There is a high degree of context and understanding needed to create useful features from the mountain of unstructured and structured data.
The March 2014 Claims Magazine cover story, “End-to-End Claims Analytics — An Equation for Financial Success,” tells stories from the field about the roles data science, implementation, communication and technology play in deploying models. The end-to-end analytic journey is a familiar one to actuaries and includes the following:
- Model deployment strategy.
- Predictive model development.
- Business and operational implementation.
- Organization change management.
- Performance management and loop-back improvement.
Our ability as actuaries to clearly articulate a model’s purpose, validate the segmentation power of the model, develop a well-defined implementation plan and foster a strong sense of ownership with the end users plainly aligns with SR-11-7 and OCC Bulletin 2011-12.
As Tony Robbins writes in his book Unlimited Power, “I believe it’s in your moments of decision that your destiny is shaped.” Let’s hope that the CAS decision to embrace creating opportunities in the banking industry will change the destiny of many future actuarial graduates who will one day call banking their home.
Kevin Bingham, ACAS, is managing director with Deloitte Consulting LLP in Hartford, Connecticut, and currently leads the company’s medical professional liability practice. He has over 25 years’ industry experience, including 20 in consulting, and has frequently written and presented on P&C industry trends. Aaron Halpert, ACAS, recently retired from KPMG’s Actuarial Practice and is an active CAS volunteer, having served as chair for Long Range Planning, Risk Management and Leadership Development Committees.
Actuarial Science Moves into Banking
In November 2016, South African actuaries published the article “SA Formalise the Role of Actuaries in Banking.” In it, the author shared that South Africa’s banking industry employs more than 300 actuaries. Michael
Tichareva, chair of the Actuarial Society of South Africa’s (ASSA) Banking Committee, notes that employing actuaries in banking is a relatively new trend, sparked mainly by global regulatory reforms, such as Basel II and III, and changes in international accounting rules.
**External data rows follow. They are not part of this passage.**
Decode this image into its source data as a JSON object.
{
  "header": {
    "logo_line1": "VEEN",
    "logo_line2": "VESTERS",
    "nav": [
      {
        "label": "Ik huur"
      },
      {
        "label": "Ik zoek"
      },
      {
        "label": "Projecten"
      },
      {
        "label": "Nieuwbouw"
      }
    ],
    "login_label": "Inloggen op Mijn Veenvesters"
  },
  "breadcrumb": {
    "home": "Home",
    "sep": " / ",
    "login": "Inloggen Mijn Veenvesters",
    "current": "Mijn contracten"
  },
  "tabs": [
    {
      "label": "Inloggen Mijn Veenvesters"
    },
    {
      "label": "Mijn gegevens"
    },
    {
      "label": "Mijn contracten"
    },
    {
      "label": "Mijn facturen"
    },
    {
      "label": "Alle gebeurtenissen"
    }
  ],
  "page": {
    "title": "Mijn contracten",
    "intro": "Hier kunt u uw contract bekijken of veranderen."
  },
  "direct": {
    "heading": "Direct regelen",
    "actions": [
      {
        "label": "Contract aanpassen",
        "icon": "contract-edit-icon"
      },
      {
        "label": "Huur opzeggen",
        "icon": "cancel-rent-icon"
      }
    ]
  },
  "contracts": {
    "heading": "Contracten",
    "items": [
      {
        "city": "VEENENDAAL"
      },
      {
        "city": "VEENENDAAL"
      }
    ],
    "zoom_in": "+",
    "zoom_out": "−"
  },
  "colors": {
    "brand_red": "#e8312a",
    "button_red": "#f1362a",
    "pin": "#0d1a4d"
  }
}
In November 2017, the International Actuarial Association Banking Working Group and ASSA held a seminar in Chicago called “The Actuary in Banking.” The seminar included presentations by actuarial practitioners from South Africa, Canada and the United States, who covered topics such as the wide application of the actuarial toolbox to banking. These tools included modeling, setting assumptions, developing product cost and price, provisioning, and discerning relationships between assets and liabilities. The U.S. section focused on the opportunity facing CAS members arising from a new FASB accounting framework proposal for loan loss reserves and how our skill sets are well positioned to address the need. As current CAS President Brian Brown noted, the econometric variables underlying prepayment and foreclosure models (e.g., credit score, loan-to-value ratio, occupancy type, property type, loan term, etc.) and our actuarial skill sets are a perfect match.